The truth which Coomer had had to face was that this was a level on which he now had to live too: that of one young Indian among countless others who could never expect to achieve any kind of position of authority; young men doomed, it seemed, to spend their lives as members of a literate but obscure and powerless middle-class, thankful for jobs as ill-paid clerks in shops and offices and banks – a life infinitely poorer than the one he would have led if he had grown up in his father’s ancestral village, or if Kumar senior’s obsession about the value of an English upbringing had not been so deeply felt and so uncompromisingly followed that he had sacrificed his own security and – with that single exception of his young widowed sister – the regard of his family.

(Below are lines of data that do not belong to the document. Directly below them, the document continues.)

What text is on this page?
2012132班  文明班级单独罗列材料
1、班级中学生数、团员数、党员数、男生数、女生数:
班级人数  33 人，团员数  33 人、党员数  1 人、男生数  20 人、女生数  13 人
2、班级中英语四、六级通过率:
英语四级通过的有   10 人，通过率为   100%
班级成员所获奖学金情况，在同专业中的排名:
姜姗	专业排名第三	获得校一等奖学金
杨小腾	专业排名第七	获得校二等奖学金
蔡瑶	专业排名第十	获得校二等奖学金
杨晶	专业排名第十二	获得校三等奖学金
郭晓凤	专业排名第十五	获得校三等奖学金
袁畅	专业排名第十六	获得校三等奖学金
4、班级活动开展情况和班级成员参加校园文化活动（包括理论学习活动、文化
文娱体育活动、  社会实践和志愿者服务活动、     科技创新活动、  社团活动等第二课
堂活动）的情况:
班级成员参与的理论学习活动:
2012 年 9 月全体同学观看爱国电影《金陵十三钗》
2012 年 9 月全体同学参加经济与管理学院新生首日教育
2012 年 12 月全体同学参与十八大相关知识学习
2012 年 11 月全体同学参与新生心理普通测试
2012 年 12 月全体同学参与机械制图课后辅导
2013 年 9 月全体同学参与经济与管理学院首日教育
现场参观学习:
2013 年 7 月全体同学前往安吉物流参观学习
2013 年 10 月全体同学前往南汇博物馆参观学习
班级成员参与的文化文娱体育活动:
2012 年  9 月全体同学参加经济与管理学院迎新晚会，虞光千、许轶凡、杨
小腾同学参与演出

Hari never knew much about his father’s business affairs in England but for many years these must have prospered. Hari’s childhood was spent in security and considerable comfort. There had been housekeepers, governesses, tutors, a private school and then Chillingborough. In the Spring of 1938 he had been looking forward to his last term, the prospect of university and of preparation for the
ICS
examinations. Qualified, he would eventually have come out to India on
terms of parity with young Englishmen entering the covenanted civil service and so fulfilled his father’s ambitions. Duleep Kumar’s death would not in itself have altered these prospects but pennilessness did. Probably it was the elder Kumar’s realization of what his complete financial failure would mean to his son that led him to take his own life. As a boy himself Duleep Kumar had had to wear down his own father’s opposition before getting himself a college education in India and wear it down again as a young man before going to England to study law. When he returned, unqualified, an academic failure, he had had no alternative but to settle down with the child-wife to whom he’d agreed to be betrothed before leaving England. The Kumars were well-to-do landowners, orthodox, rigidly opposed to any change in
status quo.
Their power and authority flowed from their wealth and possessions. With this they were content. The men were semi-literate, the women quite illiterate. The sole exception was Shalini, Duleep Kumar’s youngest sister, whom he taught to read and write in both Hindi and English. India could hold more for an Indian than this, he knew. If he could not get it for himself then he would do so for the son his wife presently bore. She made it easier for him by dying. But still he wasn’t free. His father, having divided the inheritance among the sons, left his family to earn merit by relinquishing his earthly ties and become
sannyasi.
Commending their mother to the sons’ care he departed, with staff and begging-bowl. They never saw him again. The mother, living the life of a widow in the family house, survived two years. Shalini had gone to Mayapore as the child bride of one Prakash Gupta Sen. After his mother’s death there was nothing to keep Duleep Kumar in India. He sold his interest to his brothers and departed, presumably quite well-off, and took Hari to England. Probably he still had friends and acquaintances in England from his law-student days, and such connections would have been helpful, but he must also have been enterprising and skilful. Just what eventually went wrong, Hari Kumar did not know.